Voter turnout has been light so far in a Ugandan referendum on whether to reintroduce multi-party politics. The low turnout is widely seen as a sign of voter apathy and general perception that the referendum is part of a larger strategy by Uganda's long-time president to prolong his stay in power.
Uganda's parliament voted earlier this month to scrap a constitutional amendment limiting its president to two five-year terms. The move paved the way for President Yoweri Museveni to run for a third term in next year's elections.
Now, Ugandans are being called to the polls to decide whether the country should allow multi-party politics, a system that was abolished nearly two decades ago.
The referendum to open the country's political process, as Uganda's Interior Minister Ruhakana Rugunda explains, is a positive sign that Ugandans have matured politically. Past leaders, such as Milton Obote and Idi Amin, exploited Uganda's ethnic and religious divisions to cling to power, he says.
"As a result it required a period, if you want, a cooling-off period where the old divisions based on religion and other sectarian considerations had not only to cool but as much as possible to be healed," said Mr. Rugunda.
During the so-called cooling-off period, all political parties were corralled into one all-inclusive party, known as The Movement.
But revisions in the constitution since then, according to some analysts, already allow for a multi-party system. To that extent, says Andrew Herrup, spokesman for the U.S. Embassy in Kampala, the referendum is unnecessary.
"Well that decision has already been made in parliament. That is not this referendum. Parliament voted in the past couple of weeks to remove term limits from the Ugandan constitution. So, whether or not the referendum passes, the president would be able to run again. The referendum is simply to allow multi-partyism," he said. "We would say that the constitution as it was drafted several years ago - having nothing to do with the votes that were taken in parliament over the past couple weeks - already authorizes the multi-party system, that the referendum isn't necessary. But the Ugandan parliament decided that they do need a referendum."
Critics of the referendum say it is part of a wider campaign by President Museveni to stay in office.
President Museveni was once hailed as a hero as he led his guerrilla army into Kampala, Uganda's capital, in 1986, ending Idi Amin's reign of terror. Now, according to Henry Mayega, commissioner for the Uganda People's Congress, one of Uganda's leading opposition groups, Mr. Museveni is in danger of becoming just another African dictator clinging to power.
"This man doesn't want to leave power. That's why he's now changing his position," he said. "He's really shifting the goal posts. Because in the past he has been arguing that parties are bad, but now he's saying that parties are good. Essentially, the reason why he's doing all these things - the referendum and so on and so forth - is that he still wants to stay in power for as long as possible."

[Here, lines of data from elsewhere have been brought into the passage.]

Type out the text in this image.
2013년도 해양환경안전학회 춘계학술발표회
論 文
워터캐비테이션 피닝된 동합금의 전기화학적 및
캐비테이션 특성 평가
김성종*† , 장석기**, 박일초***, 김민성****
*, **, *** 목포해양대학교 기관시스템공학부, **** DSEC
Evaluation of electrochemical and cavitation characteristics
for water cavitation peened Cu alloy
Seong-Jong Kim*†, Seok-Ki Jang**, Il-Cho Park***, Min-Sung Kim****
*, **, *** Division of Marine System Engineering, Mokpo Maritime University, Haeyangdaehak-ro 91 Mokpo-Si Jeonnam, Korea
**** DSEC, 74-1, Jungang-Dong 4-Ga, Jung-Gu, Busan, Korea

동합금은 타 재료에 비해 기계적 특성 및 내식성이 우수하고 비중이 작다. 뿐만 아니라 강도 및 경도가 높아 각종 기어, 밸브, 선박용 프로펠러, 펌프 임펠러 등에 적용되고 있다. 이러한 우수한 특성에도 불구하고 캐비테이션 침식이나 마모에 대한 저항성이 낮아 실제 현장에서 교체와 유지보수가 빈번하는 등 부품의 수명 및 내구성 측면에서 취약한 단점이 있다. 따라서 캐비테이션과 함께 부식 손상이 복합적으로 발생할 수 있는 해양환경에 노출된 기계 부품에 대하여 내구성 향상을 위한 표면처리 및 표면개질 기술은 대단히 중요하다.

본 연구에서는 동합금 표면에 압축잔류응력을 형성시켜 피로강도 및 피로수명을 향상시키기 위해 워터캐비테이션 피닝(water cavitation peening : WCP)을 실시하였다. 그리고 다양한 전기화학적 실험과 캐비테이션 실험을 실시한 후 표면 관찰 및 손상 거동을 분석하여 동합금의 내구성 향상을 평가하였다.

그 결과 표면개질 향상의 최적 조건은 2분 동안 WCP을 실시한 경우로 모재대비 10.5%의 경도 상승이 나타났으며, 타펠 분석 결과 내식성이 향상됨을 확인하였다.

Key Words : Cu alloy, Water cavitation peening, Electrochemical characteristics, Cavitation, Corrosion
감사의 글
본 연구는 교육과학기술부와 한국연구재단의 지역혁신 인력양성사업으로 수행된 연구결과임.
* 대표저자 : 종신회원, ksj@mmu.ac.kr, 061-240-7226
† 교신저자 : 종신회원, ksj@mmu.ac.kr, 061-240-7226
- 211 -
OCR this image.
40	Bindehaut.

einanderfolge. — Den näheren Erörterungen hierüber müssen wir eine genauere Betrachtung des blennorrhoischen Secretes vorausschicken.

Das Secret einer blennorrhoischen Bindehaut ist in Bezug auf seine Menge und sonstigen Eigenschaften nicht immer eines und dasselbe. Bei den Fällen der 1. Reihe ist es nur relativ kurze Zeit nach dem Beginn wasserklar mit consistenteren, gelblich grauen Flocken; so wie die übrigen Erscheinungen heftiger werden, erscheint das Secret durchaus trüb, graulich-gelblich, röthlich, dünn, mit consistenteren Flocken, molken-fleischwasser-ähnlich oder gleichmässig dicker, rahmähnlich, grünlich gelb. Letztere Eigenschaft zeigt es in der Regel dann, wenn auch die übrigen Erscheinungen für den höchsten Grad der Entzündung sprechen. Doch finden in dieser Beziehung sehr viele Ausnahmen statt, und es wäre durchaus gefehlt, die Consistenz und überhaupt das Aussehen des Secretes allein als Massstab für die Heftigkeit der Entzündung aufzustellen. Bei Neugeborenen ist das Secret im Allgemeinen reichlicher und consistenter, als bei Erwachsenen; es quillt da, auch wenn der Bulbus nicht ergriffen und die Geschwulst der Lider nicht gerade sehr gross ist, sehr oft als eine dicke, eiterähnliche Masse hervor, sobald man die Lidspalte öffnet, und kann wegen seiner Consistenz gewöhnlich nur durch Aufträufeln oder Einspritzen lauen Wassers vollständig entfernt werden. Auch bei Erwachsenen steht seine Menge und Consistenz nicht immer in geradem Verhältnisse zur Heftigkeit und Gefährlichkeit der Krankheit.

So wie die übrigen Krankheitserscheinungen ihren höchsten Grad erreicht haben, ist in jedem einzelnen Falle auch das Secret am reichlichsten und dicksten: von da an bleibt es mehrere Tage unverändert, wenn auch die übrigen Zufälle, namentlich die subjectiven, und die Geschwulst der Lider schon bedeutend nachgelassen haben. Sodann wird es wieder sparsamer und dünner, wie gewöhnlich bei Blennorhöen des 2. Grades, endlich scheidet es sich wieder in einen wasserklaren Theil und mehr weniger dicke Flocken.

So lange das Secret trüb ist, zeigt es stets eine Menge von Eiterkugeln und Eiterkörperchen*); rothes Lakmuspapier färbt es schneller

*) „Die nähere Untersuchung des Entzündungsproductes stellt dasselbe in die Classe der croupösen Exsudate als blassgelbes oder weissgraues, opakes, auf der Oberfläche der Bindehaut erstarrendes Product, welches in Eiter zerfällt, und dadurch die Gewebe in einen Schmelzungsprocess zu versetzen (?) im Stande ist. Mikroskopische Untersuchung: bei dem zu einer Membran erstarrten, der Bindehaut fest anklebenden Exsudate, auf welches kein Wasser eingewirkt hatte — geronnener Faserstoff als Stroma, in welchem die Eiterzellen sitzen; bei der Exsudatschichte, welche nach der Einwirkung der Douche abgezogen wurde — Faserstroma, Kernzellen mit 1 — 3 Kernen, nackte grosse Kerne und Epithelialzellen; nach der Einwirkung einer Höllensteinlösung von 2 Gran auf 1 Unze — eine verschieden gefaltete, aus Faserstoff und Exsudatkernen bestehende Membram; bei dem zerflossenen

President Museveni has had an impressive record of leadership. His push to privatize Uganda's economy earned him friends at the World Bank and the International Monetary Fund. He mobilized the country against HIV and AIDS, setting the standard for public health campaigns in Africa. He's been growing the country's economy by roughly six percent a year, cutting poverty rates by almost 20 percent.
Still, many Ugandans, citing growing frustration with government corruption, say his time is up. But, according to Mr. Rugunda, the real issue is not whether President Museveni will run for a third term, but whether Ugandans should be allowed to choose the president they want, regardless of how long they've already served in office.